Por fim, ao enviar seus discípulos
para junto das ovelhas perdidas, Jesus usou quatro verbos, como que expressando
quatro tarefas para eles: “curai as
ovelhas que estão doentes, ressuscitai as
que estão ou se sentem mortas, purificai
as que estão contaminadas pela lepra do individualismo, da injustiça, da
violência e da corrupção; enfim, expulsai
o mal daquelas que estão atormentadas por ele” (citação livre de Mt 10,8). Aqui
é preciso repetir que a missão é dada a cada um de nós, discípulos de Jesus no
mundo de hoje. Ele nos capacita, por meio do Espírito Santo, a curar e a
ressuscitar com nossa presença, nossa palavra e nossa oração as ovelhas doentes
e que se sentem morrendo por dentro; Ele igualmente nos capacita purificar a
compreensão que as novas gerações têm acerca da vida, ajudando a expulsar delas
o mau espírito da preguiça, do individualismo, do cinismo, da indiferença para
com quem sofre, enfim, mau espírito da falta de caráter, que começa a ser
tornar uma espécie de assessório que “vem junto” com certos adolescentes,
filhos de pais que, na sua omissão em educá-los para a vida, têm deixá-los
crescer como “bichos”, como “ovelhas que não têm pastor” porque não têm nem
pai, nem mãe que lhes imponha limites e lhes faça arcar com a consequência dos
seus atos, principalmente quando estes são nocivos para a sociedade humana.
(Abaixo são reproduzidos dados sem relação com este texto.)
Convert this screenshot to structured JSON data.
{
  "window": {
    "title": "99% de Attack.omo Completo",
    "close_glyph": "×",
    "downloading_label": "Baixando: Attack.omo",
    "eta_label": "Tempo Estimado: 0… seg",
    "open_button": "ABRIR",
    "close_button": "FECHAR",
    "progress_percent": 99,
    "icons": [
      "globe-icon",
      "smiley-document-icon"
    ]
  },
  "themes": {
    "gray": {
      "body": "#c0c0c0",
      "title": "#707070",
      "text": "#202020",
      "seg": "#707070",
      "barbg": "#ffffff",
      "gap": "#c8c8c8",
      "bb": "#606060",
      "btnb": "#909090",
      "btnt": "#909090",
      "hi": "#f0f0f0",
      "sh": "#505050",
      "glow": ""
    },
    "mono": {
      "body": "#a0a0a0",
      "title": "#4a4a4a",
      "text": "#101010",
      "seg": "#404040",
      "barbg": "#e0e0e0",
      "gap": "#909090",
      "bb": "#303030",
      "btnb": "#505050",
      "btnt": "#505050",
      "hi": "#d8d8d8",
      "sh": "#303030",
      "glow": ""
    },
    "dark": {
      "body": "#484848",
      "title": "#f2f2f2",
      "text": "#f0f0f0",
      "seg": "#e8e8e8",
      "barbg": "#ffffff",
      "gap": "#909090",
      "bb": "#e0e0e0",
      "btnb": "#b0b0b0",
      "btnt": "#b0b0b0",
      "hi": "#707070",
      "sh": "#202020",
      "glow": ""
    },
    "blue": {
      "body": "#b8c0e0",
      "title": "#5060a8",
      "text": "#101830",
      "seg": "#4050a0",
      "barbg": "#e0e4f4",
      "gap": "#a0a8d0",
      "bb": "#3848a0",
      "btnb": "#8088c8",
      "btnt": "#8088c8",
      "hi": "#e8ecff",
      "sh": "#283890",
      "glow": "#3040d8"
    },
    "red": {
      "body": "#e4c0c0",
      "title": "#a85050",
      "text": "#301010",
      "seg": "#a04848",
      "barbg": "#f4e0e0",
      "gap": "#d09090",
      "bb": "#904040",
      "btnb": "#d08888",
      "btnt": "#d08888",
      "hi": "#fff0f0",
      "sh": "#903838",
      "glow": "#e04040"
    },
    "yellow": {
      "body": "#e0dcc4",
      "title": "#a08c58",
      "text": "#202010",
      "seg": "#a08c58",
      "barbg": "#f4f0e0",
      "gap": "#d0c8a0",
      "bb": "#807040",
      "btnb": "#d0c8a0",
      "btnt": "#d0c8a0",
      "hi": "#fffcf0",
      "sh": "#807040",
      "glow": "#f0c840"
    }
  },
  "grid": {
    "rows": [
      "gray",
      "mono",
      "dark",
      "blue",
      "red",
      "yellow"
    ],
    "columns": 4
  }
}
Ao terminar esta reflexão, penso que
algo deve ainda ser considerado aqui: a oração ao Pai pela conversão de muitos
de nós pastores, homens que um dia se encantaram pelo chamado de Jesus, mas
que, aos poucos, perderam o encanto pela missão, se distanciando cada vez mais das
ovelhas perdidas e reduzindo seu ministério à sobrevivência junto às ovelhas
que restaram no rebanho e que fazem parte da “pastoral da manutenção” das
nossas paróquias; pastores que vivem distantes das ovelhas perdidas de suas
paróquias porque trancafiados em suas casas paroquiais, ou, quando muito,
saindo com seus “amigos”, perdidos nas suas próprias questões afetivas; pastores
que, quando “cobrados” para darem assistência aos doentes, aos pobres e a famílias
em conflito, absurdamente afirmam: “Eu não fui ordenado padre para isso!”
Seria, então, o caso de perguntar ao caro irmão: “Se você não foi ordenado
padre para cuidar das ovelhas perdidas, foi ordenado para quê”?